I think you need to remember that 1970 was only 25 years after the end of the war. Many big cities that were bombed were still reconstructing. I was born in 1965 in Liverpool, there was a bomb site in the road I lived in, I had friends who lived in pre-fabs which were put up as temporary accommodation just after the war but were still in use 35 years later, we quite liked them, they had proper gardens, we had a back yard.
Looking back it all seems very grey, but at the time expectations were just different. We were working class but homeowners, we had a car, eventually we had a colour TV, one phone in the hall, We didnt have a washing machine until I was in my teens, everyone I knew went to the lauderette. My grandparents did not have an indoor toilet or any sort of bathroom until I was 18, ie 1983. Central heating was a luxury. A take away meant chips, KFC was a huge treat, McDonalds hadnt arrived. We never ate out, going out for coffee in a dept store was a rare event. We did have a summer holiday, to North Wales. Food was pretty much meat and two veg, spaghetti came out of a tin and was either hoops or Alphabetti, rice was a bit exotic. Three TV channels, channel 4 was terribly exciting.
I remember power cuts, three day weeks, strikes, the drought of 1976, and going to the stand pipe for water.

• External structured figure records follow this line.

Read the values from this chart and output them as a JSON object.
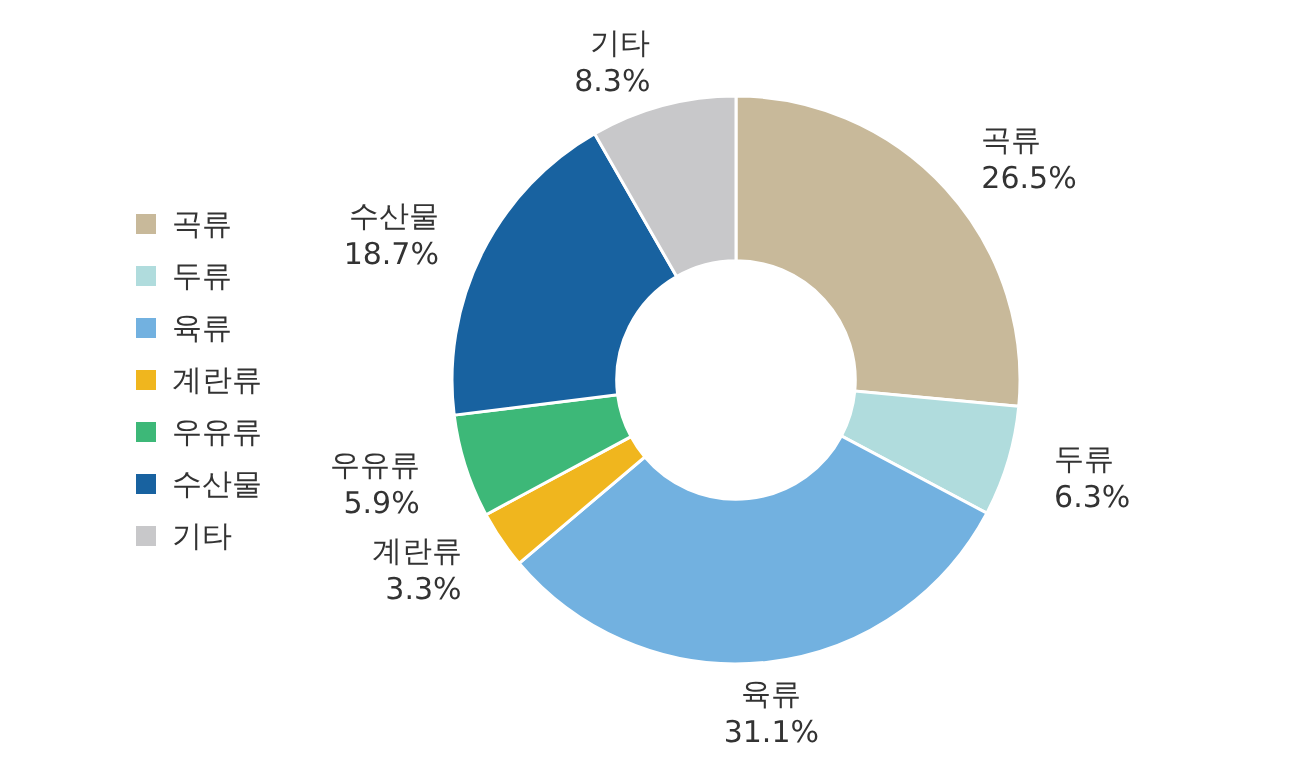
{
  "chart_data": {
    "type": "donut",
    "categories": [
      "곡류",
      "두류",
      "육류",
      "계란류",
      "우유류",
      "수산물",
      "기타"
    ],
    "values": [
      26.5,
      6.3,
      31.1,
      3.3,
      5.9,
      18.7,
      8.3
    ],
    "colors": [
      "#c8b99a",
      "#b0dcdd",
      "#72b1e0",
      "#f0b61e",
      "#3db878",
      "#1862a0",
      "#c8c8ca"
    ],
    "value_labels": [
      "26.5%",
      "6.3%",
      "31.1%",
      "3.3%",
      "5.9%",
      "18.7%",
      "8.3%"
    ],
    "legend": "left"
  }
}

Its world away from the life my son enjoys. In contrast it looks very poor, but growing up I didnt feel poor, we were fed, housed, clothed, had what we needed. I did babysitting from age 14 so had money for clothes, make up, records.
The 1980s were very tough though, high unemployment, neither myself nor my brothers had any prospect of work when we left school and there is 10 years between us. They went on to job creation schemes and found work eventually. I had ALevels so moved away to university and never went back. I did go to Coventry which was as grim as Ghost Town describes.
There was real poverty then, my dad made deliveries to tenement flats known as the Piggeries, for very good reason. There is real poverty now.
But overall expectations were just different. There were rich people but not what might be seen as excessive consumption, and no shiny celebrity culture to compare our grey ordinary lives to.